Tuesday, July 8, 2014

A Tip For Starting Your Nonprofit - Don't Look Like A Putz

Here's a tip: when starting a nonprofit, do enough research to know what you're talking about.  I
learned this the hard way.  Way back in the summer of 2008, when I was doing some of the legwork for Capital Good Fund (speaking to community partners and potential funders, writing a business plan, etc.), I set up a presentation a group of bankers and financial experts.  The idea was to present to them my vision for a nonprofit financial service provider and to then get their feedback.

Great idea, right?  Well, everything was going swimmingly--people were getting so excited!--until the Q & A began.  The first question I got was, and I'll never forget this, "Tell us about your underwriting criteria."  Nothing wrong with the question save for the fact that I had no idea what on earth underwriting was!  What I don't recall is what I said in response, but I got feedback afterward to the effect that I looked like a bit of a putz.

Fortunately, I've since learned what underwriting is: it's simply the process of reviewing an application for a credit card, loan, insurance, product and the like.  Thus you can see why that was the first question; if you want to be a nonprofit lender, the criteria for denying or approving loans is pretty critical!

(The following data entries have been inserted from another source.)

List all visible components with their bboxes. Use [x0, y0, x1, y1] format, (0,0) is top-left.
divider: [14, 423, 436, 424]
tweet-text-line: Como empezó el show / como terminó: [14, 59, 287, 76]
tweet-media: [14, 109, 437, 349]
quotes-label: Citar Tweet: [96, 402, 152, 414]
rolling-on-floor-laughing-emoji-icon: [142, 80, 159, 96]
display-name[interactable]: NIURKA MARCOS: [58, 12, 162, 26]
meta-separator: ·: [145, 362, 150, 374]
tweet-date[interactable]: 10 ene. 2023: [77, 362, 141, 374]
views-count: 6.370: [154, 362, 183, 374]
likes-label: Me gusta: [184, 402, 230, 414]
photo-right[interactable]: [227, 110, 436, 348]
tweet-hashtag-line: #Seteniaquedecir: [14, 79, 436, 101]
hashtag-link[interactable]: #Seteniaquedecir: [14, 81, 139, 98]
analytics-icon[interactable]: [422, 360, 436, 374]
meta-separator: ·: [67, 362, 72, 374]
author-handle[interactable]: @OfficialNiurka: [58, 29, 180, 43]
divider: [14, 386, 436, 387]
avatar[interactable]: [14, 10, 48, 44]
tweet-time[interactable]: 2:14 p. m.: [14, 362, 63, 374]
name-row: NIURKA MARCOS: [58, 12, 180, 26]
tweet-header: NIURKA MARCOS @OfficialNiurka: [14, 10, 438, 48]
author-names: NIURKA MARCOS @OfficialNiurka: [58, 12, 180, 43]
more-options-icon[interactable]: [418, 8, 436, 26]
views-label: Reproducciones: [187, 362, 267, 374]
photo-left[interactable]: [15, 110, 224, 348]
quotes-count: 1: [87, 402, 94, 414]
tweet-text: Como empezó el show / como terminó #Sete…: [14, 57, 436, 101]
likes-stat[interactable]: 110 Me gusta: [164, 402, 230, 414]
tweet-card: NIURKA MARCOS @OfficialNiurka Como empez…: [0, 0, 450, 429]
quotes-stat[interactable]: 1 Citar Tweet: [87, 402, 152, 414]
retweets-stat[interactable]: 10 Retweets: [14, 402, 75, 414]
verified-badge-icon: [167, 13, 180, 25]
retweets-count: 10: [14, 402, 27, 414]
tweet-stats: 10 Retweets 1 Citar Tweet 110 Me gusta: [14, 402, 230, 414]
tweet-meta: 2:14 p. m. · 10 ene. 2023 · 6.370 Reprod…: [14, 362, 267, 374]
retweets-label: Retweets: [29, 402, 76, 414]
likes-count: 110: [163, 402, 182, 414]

So don't look like a putz.  When you go into a meeting or presentation, get some background on the person to whom you are presenting.  Know exactly what you want to get out of it.  And most importantly, anticipate the questions you are likely to get and be ready to answer them.  For instance, if you are planning to offer free math tutoring to middle schoolers in Providence, you should at least know the fundamentals: what the problem is (e.g., Providence students are scoring 10% below the state average); what is currently available to students (if you don't know that there is already a large and well-funded tutoring program, for example, you're going to look like a putz!); and what you are thinking of offering, even if it's just a rough idea.

It isn't that you need to know everything, obviously.  Just enough to give people confidence that you are serious about the project.  Do that and people you'll be amazed by the extent to which people will offer your advice and make introductions to help you along the way!